Nearer and nearer came that dreaded enemy, with its angry buzz, till but a hundred feet above the broad, whale-like back of the submarine, for Dastral, having but the two twenty-pound bombs in his carrier, determined not to miss his chance.

"Be careful, Jock!" he shouted. "Drop it right on her conning-tower. Take no risks."

"Right-o, old fellow!" Jock had replied, his hand on the bomb release. "She's giving us shrapnel, though. Look out!"

"Spit . . . Bang! Spit . . . Bang!" came the bursting shrapnel from the quick-firing gun on the deck of the submarine, and a shot hitting the left aileron of the warplane, just as the observer was releasing the first bomb, caused her to roll and bank so much that the bomb fell into the sea, just a few inches from the starboard beam of the boat.

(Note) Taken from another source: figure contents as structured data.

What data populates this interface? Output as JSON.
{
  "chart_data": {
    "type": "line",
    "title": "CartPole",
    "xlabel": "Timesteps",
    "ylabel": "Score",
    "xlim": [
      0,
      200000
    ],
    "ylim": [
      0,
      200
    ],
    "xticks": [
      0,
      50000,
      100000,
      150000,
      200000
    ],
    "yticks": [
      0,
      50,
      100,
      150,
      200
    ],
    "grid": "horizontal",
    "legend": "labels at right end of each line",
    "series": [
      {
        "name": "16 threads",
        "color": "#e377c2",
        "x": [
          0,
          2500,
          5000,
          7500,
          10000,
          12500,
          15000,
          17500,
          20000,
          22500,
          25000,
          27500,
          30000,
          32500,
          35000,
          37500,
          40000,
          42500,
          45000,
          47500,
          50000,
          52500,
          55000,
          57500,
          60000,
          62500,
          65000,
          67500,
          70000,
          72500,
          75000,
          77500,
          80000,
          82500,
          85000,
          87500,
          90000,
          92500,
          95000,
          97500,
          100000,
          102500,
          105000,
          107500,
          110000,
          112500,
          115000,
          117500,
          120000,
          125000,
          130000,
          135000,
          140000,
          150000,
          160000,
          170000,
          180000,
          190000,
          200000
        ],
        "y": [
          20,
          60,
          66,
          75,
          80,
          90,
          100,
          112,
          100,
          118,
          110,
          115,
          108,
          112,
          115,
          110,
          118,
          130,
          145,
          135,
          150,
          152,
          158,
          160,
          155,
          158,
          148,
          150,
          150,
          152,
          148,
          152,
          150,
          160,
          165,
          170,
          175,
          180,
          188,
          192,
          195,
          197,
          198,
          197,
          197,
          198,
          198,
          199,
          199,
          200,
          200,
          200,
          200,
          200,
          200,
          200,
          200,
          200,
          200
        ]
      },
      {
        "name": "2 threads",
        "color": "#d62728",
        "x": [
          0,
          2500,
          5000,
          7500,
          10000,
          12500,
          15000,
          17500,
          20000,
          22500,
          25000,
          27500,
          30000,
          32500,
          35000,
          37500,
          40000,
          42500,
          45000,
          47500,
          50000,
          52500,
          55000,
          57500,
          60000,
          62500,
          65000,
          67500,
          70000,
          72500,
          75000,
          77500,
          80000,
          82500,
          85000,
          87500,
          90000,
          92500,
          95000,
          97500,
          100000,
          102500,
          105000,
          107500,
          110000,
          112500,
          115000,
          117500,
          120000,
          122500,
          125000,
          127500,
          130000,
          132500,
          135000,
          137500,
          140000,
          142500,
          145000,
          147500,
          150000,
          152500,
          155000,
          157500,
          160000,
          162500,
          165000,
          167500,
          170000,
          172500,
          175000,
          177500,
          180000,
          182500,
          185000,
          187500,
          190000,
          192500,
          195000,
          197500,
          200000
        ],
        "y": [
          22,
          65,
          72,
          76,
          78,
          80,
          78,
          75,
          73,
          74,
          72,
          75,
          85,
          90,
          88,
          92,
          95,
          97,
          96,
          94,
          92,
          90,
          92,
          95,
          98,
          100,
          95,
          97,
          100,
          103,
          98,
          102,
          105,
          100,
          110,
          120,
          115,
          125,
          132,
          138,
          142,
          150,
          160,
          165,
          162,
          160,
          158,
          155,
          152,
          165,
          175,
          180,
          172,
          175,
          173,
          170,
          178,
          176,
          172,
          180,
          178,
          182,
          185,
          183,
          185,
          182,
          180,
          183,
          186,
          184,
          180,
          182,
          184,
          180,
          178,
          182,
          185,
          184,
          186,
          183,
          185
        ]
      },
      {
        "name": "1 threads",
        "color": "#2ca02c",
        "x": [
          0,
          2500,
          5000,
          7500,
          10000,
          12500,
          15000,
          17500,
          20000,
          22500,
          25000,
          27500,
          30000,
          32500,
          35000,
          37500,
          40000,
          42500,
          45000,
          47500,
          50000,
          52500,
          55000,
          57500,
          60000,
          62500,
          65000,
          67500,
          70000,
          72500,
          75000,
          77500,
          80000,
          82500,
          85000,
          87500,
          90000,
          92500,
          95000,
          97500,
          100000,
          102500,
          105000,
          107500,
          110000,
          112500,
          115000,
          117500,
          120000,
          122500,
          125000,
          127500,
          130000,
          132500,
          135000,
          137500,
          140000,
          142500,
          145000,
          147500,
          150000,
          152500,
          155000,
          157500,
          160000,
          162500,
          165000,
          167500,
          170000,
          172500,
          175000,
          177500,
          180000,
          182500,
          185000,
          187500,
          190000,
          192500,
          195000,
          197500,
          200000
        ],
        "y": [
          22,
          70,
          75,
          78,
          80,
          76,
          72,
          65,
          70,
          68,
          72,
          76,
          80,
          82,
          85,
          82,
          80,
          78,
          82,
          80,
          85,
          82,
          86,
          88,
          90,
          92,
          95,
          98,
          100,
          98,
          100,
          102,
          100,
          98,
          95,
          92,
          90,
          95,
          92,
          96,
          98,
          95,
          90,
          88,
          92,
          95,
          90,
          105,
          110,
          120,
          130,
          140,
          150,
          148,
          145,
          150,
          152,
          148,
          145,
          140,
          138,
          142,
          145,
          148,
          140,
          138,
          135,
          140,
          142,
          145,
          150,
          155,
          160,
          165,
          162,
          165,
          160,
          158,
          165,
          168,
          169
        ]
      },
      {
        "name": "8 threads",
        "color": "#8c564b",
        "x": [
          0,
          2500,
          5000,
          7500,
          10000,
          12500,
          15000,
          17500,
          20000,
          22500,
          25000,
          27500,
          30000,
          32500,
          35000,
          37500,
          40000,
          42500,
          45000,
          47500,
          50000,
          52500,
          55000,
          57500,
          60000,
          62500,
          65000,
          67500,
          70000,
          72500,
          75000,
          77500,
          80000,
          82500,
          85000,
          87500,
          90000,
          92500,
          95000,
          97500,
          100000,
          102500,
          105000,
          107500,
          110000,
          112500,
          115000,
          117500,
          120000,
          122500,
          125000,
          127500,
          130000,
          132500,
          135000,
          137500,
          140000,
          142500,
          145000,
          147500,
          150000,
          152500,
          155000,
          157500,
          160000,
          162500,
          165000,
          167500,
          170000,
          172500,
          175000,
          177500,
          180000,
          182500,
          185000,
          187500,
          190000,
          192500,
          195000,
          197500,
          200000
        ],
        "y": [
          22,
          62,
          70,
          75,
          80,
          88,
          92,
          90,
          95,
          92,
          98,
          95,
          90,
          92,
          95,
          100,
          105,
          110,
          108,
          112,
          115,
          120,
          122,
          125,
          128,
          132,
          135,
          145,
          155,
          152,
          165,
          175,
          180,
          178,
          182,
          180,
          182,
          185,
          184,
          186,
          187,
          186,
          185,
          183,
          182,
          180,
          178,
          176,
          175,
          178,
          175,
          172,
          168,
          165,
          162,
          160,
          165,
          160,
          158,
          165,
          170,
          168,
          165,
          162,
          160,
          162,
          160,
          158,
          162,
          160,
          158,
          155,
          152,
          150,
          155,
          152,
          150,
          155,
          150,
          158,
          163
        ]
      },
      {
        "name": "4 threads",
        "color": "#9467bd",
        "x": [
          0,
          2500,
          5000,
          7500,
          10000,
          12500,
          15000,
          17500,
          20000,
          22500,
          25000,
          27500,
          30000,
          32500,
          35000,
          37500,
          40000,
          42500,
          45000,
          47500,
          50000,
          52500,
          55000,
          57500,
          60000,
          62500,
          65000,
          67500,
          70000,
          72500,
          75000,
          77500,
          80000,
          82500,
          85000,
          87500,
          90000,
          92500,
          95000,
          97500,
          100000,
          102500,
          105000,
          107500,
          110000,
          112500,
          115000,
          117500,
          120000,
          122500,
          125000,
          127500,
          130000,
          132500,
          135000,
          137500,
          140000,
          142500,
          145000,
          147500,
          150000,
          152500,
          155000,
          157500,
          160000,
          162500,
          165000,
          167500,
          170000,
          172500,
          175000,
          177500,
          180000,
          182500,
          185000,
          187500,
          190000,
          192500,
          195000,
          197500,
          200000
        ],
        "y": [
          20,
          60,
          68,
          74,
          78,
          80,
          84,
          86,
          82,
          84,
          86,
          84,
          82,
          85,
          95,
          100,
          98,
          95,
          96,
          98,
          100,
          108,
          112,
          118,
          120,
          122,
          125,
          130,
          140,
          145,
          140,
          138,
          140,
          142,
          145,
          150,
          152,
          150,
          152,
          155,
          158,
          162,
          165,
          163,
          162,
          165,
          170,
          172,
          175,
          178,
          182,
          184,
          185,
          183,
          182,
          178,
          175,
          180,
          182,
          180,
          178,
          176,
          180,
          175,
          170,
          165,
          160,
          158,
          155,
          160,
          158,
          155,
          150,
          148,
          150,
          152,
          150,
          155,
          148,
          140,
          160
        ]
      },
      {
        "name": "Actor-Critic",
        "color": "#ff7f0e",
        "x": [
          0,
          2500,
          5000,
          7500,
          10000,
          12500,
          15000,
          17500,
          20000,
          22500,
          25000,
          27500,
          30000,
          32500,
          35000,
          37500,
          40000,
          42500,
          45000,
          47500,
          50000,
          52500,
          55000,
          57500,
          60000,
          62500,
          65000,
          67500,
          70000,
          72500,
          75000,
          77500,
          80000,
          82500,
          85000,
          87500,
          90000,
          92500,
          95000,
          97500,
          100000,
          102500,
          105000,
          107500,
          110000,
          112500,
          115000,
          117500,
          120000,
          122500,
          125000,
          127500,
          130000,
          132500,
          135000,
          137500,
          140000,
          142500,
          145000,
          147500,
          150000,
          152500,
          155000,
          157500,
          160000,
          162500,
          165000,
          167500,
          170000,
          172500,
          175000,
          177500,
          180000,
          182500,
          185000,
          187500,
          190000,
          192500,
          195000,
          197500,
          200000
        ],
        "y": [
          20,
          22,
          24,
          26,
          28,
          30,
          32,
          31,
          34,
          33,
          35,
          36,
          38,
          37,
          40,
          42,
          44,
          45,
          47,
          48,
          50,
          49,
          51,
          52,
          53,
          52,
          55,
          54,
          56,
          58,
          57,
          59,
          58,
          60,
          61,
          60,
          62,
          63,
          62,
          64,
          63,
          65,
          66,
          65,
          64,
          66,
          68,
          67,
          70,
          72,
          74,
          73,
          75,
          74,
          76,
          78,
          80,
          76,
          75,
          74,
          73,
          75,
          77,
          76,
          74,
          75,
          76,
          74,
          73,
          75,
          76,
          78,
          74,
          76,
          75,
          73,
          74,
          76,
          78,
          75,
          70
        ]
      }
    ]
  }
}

"Great heavens, you've missed him!" shouted Dastral, as the bomb, which was fitted with a contact fuse, sank down harmlessly into the sea.

Jock bit his lips, which were white with anger at his failure, and placed his hand once more on the bomb release. It was his last bomb. If they failed this time they were done, for already they had lost several struts and wires, and the planes had been holed in a score of places.